Am Dienstag begann Meta damit, Kündigungen an die Mitarbeiter zu verschicken, wobei im Reality Labs-Bereich über 1000 Stellen abgebaut werden sollen. Diese Maßnahme wird als eine weitere "Neusortierung der Prioritäten" im Hardwarebereich angesehen: Investitionen in virtuelle Realität und Metaversum werden zurückhaltender, während mehr Ressourcen auf KI-Wearables und Mobilgerätefunktionen gesetzt werden.
Stellenabbau: Rund 10% der Mitarbeiter von Reality Labs betroffen
Laut einem internen Memo wird erwartet, dass diese Kündigungsrunde etwa 10% der Reality Labs-Mitarbeiter betrifft. Diese Abteilung umfasst rund 15.000 Mitarbeiter und deckt VR-Headsets, Smart Glasses sowie das dazugehörige Software-Ökosystem ab. Meta-CTO Andrew Bosworth betonte im Memo, dass die organisatorische Anpassung mit der Produktstrategie einhergehen wird, um die Geschäftsnachhaltigkeit zu verbessern.
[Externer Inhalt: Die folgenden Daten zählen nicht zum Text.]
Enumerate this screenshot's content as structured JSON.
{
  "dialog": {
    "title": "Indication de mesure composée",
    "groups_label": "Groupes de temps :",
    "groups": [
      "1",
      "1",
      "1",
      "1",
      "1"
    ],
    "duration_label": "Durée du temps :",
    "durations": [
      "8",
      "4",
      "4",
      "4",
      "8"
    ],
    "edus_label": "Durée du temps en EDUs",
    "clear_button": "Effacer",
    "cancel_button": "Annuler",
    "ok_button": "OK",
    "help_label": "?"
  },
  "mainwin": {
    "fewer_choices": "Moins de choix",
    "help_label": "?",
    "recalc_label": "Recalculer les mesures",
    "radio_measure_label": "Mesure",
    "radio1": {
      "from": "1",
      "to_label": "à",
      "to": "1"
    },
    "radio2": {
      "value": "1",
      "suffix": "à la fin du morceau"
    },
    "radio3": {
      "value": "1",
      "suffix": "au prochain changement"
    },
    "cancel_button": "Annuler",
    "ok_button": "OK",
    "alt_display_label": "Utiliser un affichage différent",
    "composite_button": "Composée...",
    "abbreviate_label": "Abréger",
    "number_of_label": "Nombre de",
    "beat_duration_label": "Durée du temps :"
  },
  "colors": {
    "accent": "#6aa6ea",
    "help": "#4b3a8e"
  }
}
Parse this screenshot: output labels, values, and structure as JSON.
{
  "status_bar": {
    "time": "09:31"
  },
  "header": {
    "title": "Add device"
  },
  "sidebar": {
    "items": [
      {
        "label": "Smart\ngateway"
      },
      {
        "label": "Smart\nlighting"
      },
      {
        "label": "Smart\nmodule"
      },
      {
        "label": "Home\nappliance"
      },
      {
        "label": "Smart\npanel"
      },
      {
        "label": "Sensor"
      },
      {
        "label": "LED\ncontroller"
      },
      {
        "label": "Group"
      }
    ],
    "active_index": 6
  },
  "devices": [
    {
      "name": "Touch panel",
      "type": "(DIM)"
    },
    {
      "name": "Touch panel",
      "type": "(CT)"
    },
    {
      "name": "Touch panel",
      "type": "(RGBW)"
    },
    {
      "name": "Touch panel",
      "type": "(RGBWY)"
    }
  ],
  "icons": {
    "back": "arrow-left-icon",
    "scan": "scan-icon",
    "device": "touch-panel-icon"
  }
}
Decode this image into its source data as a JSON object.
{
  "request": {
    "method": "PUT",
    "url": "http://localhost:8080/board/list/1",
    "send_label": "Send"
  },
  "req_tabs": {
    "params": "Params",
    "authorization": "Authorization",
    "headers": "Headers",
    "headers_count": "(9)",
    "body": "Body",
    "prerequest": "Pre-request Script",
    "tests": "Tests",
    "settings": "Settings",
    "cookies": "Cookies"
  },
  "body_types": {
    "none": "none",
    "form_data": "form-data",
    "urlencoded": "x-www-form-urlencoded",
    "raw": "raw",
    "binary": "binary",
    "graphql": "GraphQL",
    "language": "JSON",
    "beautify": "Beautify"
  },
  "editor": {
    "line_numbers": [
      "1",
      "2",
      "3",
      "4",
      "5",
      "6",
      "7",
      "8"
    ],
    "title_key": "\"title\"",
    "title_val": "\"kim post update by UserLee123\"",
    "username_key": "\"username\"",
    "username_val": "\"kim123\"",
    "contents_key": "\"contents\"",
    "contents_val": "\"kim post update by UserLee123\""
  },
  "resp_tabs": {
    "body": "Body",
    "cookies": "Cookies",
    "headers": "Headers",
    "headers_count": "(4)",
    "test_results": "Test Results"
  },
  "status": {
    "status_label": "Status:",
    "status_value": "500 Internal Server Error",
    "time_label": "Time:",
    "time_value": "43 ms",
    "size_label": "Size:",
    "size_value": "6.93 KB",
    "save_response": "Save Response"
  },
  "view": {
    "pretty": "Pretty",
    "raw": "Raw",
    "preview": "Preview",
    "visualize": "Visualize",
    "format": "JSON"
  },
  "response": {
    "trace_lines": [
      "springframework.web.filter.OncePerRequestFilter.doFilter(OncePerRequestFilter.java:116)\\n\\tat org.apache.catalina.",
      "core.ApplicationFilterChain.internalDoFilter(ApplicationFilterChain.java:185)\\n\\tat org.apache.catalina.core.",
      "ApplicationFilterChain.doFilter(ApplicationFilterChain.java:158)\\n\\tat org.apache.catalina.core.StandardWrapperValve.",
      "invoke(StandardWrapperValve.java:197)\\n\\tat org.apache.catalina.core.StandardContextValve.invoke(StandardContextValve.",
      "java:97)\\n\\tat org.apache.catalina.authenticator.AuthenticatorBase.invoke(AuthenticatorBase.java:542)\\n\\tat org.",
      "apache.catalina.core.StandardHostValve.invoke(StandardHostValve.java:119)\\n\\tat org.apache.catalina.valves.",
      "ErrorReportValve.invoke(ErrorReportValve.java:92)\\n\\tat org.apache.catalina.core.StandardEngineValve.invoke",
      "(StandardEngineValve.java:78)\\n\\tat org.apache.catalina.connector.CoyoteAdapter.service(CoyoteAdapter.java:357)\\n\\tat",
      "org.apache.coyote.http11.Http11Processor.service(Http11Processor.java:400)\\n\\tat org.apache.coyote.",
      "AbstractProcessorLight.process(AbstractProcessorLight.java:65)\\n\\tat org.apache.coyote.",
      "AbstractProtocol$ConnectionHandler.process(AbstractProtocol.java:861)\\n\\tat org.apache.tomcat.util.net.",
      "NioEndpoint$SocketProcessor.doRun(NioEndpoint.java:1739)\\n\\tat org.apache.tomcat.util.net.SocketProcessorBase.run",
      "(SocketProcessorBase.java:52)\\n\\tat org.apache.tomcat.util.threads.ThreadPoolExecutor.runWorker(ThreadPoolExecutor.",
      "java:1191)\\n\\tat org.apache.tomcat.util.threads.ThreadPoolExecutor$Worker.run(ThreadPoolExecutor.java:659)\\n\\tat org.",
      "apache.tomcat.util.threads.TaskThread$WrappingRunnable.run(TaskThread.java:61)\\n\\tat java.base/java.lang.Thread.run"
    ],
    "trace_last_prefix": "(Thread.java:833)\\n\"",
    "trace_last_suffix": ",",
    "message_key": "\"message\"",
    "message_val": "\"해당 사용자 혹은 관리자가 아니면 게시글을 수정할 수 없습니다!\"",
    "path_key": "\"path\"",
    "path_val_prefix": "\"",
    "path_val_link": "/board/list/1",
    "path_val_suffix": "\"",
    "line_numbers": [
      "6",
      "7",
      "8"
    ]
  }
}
Ressourcenverschiebung: Metaverse-Erlebnisse stärker mobilorientiert, KI-Brillen als neuer Fokus
Ein Meta-Sprecher erklärte, dass das Unternehmen bereits zuvor angekündigt habe, einen Teil der Investitionen vom Metaversum zu Wearables zu verlagern. Diese personelle und finanzielle Anpassung ist Teil des Plans, die eingesparten Ressourcen für das Wachstum der Wearables in diesem Jahr zu nutzen. Gleichzeitig verlagert sich der Schwerpunkt der Metaverse-Softwareerfahrung ("Horizon") auf die Mobilplattform, um durch die größere Nutzerbasis die Durchdringung zu beschleunigen.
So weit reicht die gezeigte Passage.